Der letzte Funke Hoffnung erlischt in mir, dass es damit erledigt ist, als Schritte auf der Treppe ertönen und Mom ein paar Sekunden später mit verschränkten Armen vor mir steht.
„Wieder trifft es ganz gut. Was denkst du dir dabei, einfach so über Nacht wegzubleiben? Weißt du, was für Sorgen ich mir gemacht habe?"
Ich seufze, absolut nicht bereit, jetzt diese Moralpredigt über mich ergehen zu lassen. Es ist ja nicht so, als hätte ich mich auf der Straße herumgetrieben.
„Ich habe dir doch geschrieben."
„Du meinst um zwei Uhr nachts?" Mom schnaubt entzürnt und ich winde mich innerlich, weil sie in dem Punkt leider recht hat. „Ich war kurz davor deinen Vater anzurufen, um gemeinsam nach dir suchen zu gehen!"
Dads Erwähnung löscht alle Schuldgefühle, die ich hatte. Stattdessen werde ich ebenfalls wütend. „Den hätte das eh nicht gejuckt. Genieß doch einfach, dass du mal einen Abend für dich hattest und lass mich in Ruhe!"
„May!" Mom klingt ehrlich entrüstet, als ich mich an ihr vorbeischiebe und die Treppen hinaufstapfe. „Bleib sofort stehen!"
Mit einem frustrierten Stampfen drehe ich mich auf der Hälfte der Treppe um. „Was?"
„Du kannst wütend auf deinen Vater sein, aber lass das nicht an mir aus. Ich gebe mein Bestes, alles irgendwie am Laufen zu halten, da brauche ich nicht auch noch dich gegen mich."
Moms Worte legen sich wie ein Seil um meinen Brustkorb und schnüren mir die Luft ab. Jetzt bin ich also auch noch der Feind, oder was? Ich will doch einfach nur meine Leben leben! Ist das denn zu viel verlangt?

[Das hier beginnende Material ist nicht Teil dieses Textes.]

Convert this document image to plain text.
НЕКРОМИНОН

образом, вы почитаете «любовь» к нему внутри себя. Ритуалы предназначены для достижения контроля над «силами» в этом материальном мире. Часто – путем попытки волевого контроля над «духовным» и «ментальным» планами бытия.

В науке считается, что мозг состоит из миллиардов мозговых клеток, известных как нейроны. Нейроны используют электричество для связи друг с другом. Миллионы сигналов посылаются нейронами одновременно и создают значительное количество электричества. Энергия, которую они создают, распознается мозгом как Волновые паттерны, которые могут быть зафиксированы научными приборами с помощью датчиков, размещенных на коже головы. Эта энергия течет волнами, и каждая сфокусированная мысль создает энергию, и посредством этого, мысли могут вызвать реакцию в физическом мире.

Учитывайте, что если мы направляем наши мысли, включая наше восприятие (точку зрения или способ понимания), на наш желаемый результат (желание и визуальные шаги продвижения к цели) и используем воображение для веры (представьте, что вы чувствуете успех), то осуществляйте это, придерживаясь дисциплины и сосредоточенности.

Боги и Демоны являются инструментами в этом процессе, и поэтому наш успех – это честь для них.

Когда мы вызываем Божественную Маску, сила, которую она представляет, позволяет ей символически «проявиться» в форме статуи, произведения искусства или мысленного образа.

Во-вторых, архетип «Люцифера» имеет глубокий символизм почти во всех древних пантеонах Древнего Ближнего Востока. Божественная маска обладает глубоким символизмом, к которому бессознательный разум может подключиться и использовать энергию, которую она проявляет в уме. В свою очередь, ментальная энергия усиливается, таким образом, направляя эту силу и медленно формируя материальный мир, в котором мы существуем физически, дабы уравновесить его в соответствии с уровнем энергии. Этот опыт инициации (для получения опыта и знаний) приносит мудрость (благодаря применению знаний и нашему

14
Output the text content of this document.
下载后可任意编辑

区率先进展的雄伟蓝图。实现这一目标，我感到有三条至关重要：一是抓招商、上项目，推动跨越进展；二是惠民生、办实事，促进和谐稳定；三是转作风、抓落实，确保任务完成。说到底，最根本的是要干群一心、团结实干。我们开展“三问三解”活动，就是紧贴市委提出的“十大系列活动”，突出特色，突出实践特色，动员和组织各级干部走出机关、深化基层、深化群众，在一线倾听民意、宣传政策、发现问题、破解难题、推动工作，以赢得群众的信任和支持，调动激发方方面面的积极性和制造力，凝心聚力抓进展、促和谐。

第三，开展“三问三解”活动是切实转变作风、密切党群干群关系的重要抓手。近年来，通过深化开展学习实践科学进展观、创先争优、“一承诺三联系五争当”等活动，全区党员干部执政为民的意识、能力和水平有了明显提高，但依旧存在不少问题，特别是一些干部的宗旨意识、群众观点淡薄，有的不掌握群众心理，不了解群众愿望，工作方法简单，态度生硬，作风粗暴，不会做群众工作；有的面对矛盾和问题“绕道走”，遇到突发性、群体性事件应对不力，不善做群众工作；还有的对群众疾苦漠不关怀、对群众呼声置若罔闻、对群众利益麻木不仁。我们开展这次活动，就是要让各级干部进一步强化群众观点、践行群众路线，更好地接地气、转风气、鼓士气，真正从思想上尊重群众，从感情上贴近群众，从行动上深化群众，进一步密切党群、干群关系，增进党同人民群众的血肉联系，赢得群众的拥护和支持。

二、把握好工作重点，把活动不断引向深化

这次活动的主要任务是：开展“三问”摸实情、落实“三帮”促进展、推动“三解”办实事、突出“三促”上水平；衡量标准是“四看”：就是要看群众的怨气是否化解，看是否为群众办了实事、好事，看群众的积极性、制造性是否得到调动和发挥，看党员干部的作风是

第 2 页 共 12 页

„Ich bin nicht wütend, ich habe einfach nur keine Lust mehr auf den ganzen Mist."
„Na klar, du bist nicht wütend." Ich hasse es, dass ich den ironischen Blick, den Mom mir schenkt, nur zu gut kenne, weil ich genauso aussehe, wenn ich jemandem kein Wort glaube. „Wenn du nicht wütend bist, dann macht es dir bestimmt auch nichts aus, Hausarrest zu haben, bis du dir nicht mehr zu fein bist, deiner Mutter Bescheid zu geben, bevor du einfach wegbleibst."
„Mom, ich bin fast volljährig!" Fassungslos schaue ich Mom an, aber ihr Gesichtsausdruck ist entschlossen.
„Ja genau, und ich bin deine Mutter und gebe dir schon wirklich viele Freiheiten. Sich zu melden ist das Mindeste und bis du das nicht gelernt hast, kannst du hier zu Hause bleiben und mir im Haushalt helfen. Ich war gerade dabei das Bad zu putzen, das hört sich doch nach einer erwachsenen Aufgabe an, wie sie eine fast Volljährige übernehmen würde, nicht wahr?"
Irgendwas berstet in mir und das Nächste, was ich höre, ist das Klieren von Scherben, als ich das Familienbild von der Wand neben mir reiße und die Treppe hinunterschleudere. Mom weicht erschrocken zurück, auch wenn die Scherben vor ihr zum Erliegen kommen.
Der entsetzte Gesichtsausdruck, mit dem sie auf das zerstörte Foto von Dad, Tim, ihr und mir schaut, hat sich in meine Netzhaut eingebrannt, als ich nach oben renne und die Badtür hinter mir zu knalle.